Google's advertisers pay as little as 5 cents every time the ad is clicked. Its ads also appear on America Online and Ask Jeeves, while ads on Yahoo and MSN come from Yahoo-owned Overture.

One happy customer is Brett Finkelstein. He handles marketing for Table for Six, a San Francisco-area dating service that is dependent on local customers. He began advertising on Google's local program late last year. The results: He is now getting 12 new leads a month. "The power is amazing," he says. "We're getting twice as many clicks now."

Larry Tamkin, a partner with Next Level Realty in Boston, gets 10 leads a day from Google's local program. He's cut back on his newspaper advertising, saying he believes the Internet is the future.

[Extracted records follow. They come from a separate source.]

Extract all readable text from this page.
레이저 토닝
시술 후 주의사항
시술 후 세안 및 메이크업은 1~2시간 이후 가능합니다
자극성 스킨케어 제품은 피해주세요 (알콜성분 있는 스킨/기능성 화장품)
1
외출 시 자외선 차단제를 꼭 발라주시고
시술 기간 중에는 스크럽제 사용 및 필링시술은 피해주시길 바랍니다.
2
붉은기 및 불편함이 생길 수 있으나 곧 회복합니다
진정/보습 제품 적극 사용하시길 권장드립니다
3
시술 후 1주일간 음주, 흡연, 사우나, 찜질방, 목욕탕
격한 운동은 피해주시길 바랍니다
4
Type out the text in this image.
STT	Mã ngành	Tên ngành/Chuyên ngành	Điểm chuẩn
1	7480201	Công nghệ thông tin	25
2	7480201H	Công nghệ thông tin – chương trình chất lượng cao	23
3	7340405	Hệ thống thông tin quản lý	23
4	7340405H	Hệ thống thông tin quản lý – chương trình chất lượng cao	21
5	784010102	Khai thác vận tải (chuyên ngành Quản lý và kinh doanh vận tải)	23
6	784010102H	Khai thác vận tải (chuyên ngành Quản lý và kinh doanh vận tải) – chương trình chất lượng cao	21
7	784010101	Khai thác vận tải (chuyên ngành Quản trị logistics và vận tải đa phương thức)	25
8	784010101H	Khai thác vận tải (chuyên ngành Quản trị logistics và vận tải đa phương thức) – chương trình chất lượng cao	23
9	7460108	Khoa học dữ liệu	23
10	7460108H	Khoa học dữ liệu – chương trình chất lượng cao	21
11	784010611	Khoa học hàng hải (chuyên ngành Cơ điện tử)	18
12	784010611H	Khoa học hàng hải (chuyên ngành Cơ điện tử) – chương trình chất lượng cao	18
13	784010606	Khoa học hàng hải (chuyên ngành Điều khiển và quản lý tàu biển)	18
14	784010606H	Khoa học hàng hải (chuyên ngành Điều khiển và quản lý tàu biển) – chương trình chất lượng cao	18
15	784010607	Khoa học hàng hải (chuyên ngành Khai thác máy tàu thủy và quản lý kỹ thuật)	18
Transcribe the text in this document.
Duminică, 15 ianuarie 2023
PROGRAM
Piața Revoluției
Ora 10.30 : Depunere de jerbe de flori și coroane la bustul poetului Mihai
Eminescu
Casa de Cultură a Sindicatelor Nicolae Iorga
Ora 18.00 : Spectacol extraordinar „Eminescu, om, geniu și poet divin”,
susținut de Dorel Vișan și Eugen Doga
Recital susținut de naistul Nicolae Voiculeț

Beyond the search engines that can look up everything from rice to chicken, there are also the local directories, smaller Web sites that want to be a combination Yellow Pages/community newspaper.

Some, such as Switchboard.com and InfoSpace, try to replicate white and Yellow Pages experience. Others, such as Citysearch, offer listings, reviews, and menu offerings on local city-specific sites.

Lawrence Moore, who does the marketing for the Chaya restaurants in Los Angeles and San Francisco, started advertising with Citysearch last year and states that business is up 20%.